Note: this is not so much of an issue since we knocked down and rebuilt several years ago and the new house is considerably quieter.


----------



## rubberbudgie (Mar 5, 2016)

willis7469 said:


> It definitely looks better. Im still gonna lean toward an electronic anomaly though, since the same basic shape of the graph is still there. I'm wondering if, and what, and how the "movie" or "music" movie modes effect the output signal. Have you measured them against each other? The drop at 40 won't change since that seems to be the roll off point and nothing will change that. But the area between 40 and 80 seems to be something like a dual XO, or "sound mode", or something like that. Maybe even amp or driver failure? In any case, I'd recommend an upgrade if you have budget to work with as 40hz is way to high for any "subwoofer". Do you have a friend you could borrow one from just to measure?
> I'm guessing your using ASIO since you have channel selection?I use to use 3.5 to RCA. It works fine but I've had more consistent results with hdmi.

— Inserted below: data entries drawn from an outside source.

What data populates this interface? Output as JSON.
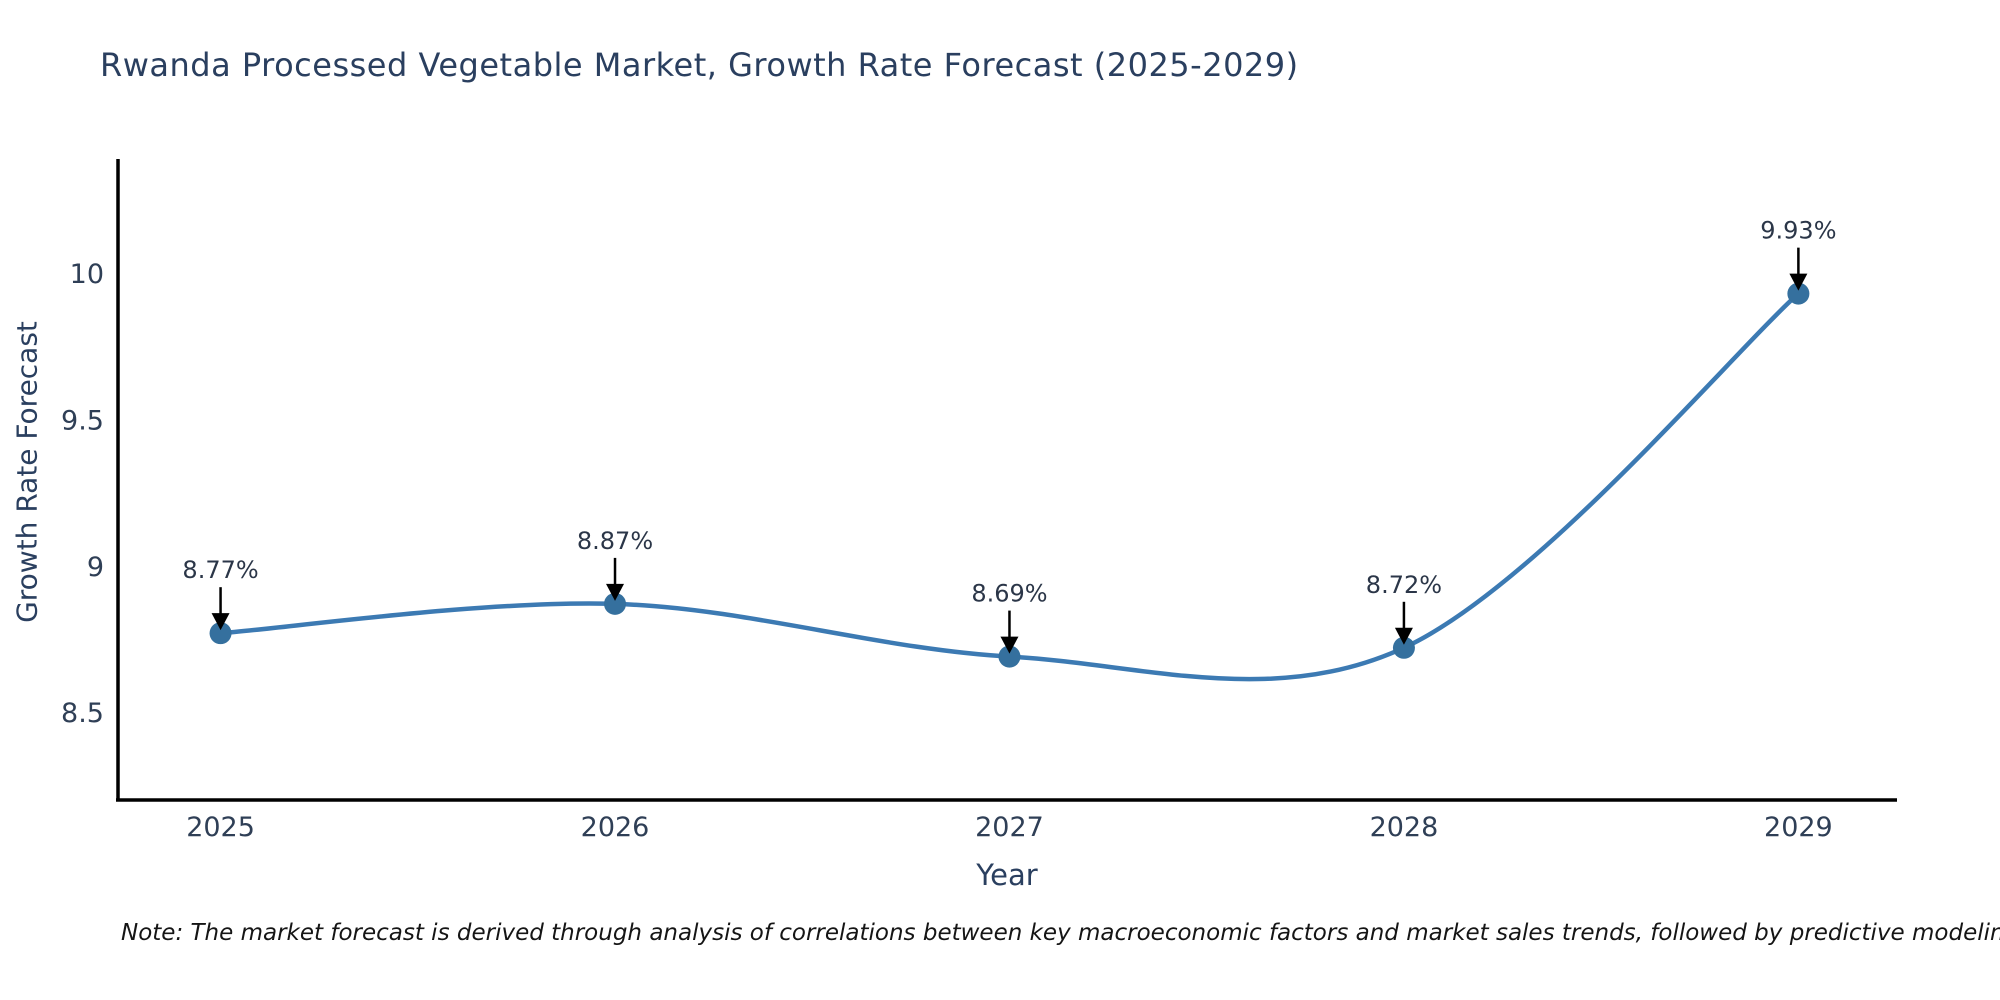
{
  "note": "Note: The market forecast is derived through analysis of correlations between key macroeconomic factors and market sales trends, followed by predictive modeling to project future sales",
  "chart_data": {
    "type": "line",
    "title": "Rwanda Processed Vegetable Market, Growth Rate Forecast (2025-2029)",
    "xlabel": "Year",
    "ylabel": "Growth Rate Forecast",
    "x": [
      2025,
      2026,
      2027,
      2028,
      2029
    ],
    "x_labels": [
      "2025",
      "2026",
      "2027",
      "2028",
      "2029"
    ],
    "values": [
      8.77,
      8.87,
      8.69,
      8.72,
      9.93
    ],
    "point_labels": [
      "8.77%",
      "8.87%",
      "8.69%",
      "8.72%",
      "9.93%"
    ],
    "yticks": [
      8.5,
      9,
      9.5,
      10
    ],
    "ytick_labels": [
      "8.5",
      "9",
      "9.5",
      "10"
    ],
    "xlim": [
      2024.74,
      2029.25
    ],
    "ylim": [
      8.2,
      10.39
    ],
    "line_shape": "spline",
    "grid": false,
    "legend": "none",
    "marker_size": 11,
    "line_width": 4.5,
    "colors": {
      "line": "#3c7ab3",
      "marker": "#35709e",
      "axis": "#000000",
      "arrow": "#000000",
      "title_text": "#2a3f5f",
      "axis_label_text": "#2a3f5f",
      "tick_text": "#2f3f56",
      "annotation_text": "#2b3648",
      "note_text": "#151515",
      "background": "#ffffff"
    }
  }
}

I don't use ASIO so I can't offer anything there. Also make sure you don't have any EQ engaged in the PC. I found out the hard way that I had one engaged and it messed up all my measurements.

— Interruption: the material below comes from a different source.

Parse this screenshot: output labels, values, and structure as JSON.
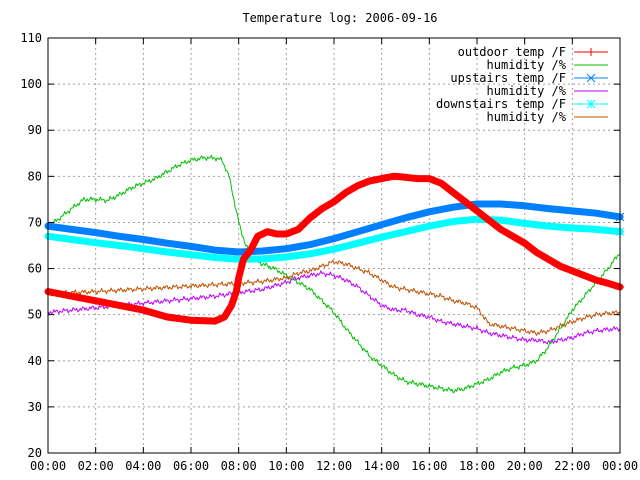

I have compared movie and music modes and movie mode follows the exact same as music only it is a few db higher.
I have been using HDMI from my laptop for testing and selecting channel 4 when doing my sub tests. I've done some testing using Channel 1 (Front left) with Channel 2 (Front Right) as the reference so I can get a Stereo signal to test with but the results are pretty much the same.
I've been doing some research on the AVR and there is mention of an LFE issue with HDMI so I'm going to keep looking and see if it could be related.

The AVR is due for replacement but other than the XO issue it performs like a champ so it would be good to try and see what's up with it.

I am going to borrow one of my mates subwoofers to test with to see if it's my sub causing the issue, I will report back when I have some more results.



tonyvdb said:


> In one of your first posts you said that the graph is sub only no mains? If that is the case your graph should not be showing much if anything above 110Hz. Something is amiss...either your crossover is not doing anything or you have a lot of background noise in the room. Are you certain that the calibration file is correct?


You are right in that the crossover isn't doing anything. I can set it to 40hz or 200hz and the readings are the same. 
Do you mean the Mic calibration or the sound card calibration? Mic calibration file was downloaded from minidsp so I am assuming it's correct.



robbo266317 said:


> I always use REW in RTA mode, with no signal going to the amp, before I do a measurement to see where the noise floor is in relation to the signal I am measuring.
> 
> Note: this is not so much of an issue since we knocked down and rebuilt several years ago and the new house is considerably quieter.


I did the same thing using RTA and my noise floor is around the 55 - 60db mark.


----------



## ocramida (Apr 26, 2016)

rubberbudgie said:


> I have compared movie and music modes and movie mode follows the exact same as music only it is a few db higher.
> I have been using HDMI from my laptop for testing and selecting channel 4 when doing my sub tests. I've done some testing using Channel 1 (Front left) with Channel 2 (Front Right) as the reference so I can get a Stereo signal to test with but the results are pretty much the same.
> I've been doing some research on the AVR and there is mention of an LFE issue with HDMI so I'm going to keep looking and see if it could be related.
> 
> ...


Hi 

So did you ever get to the bottom of this. I'm seeing the same phenomena where my xover doesn't seem to be doing anything. My nulls are at 40 and 60 HZ, while my sub is flat up to 40.

I'm using a PowerSound Sub.


----------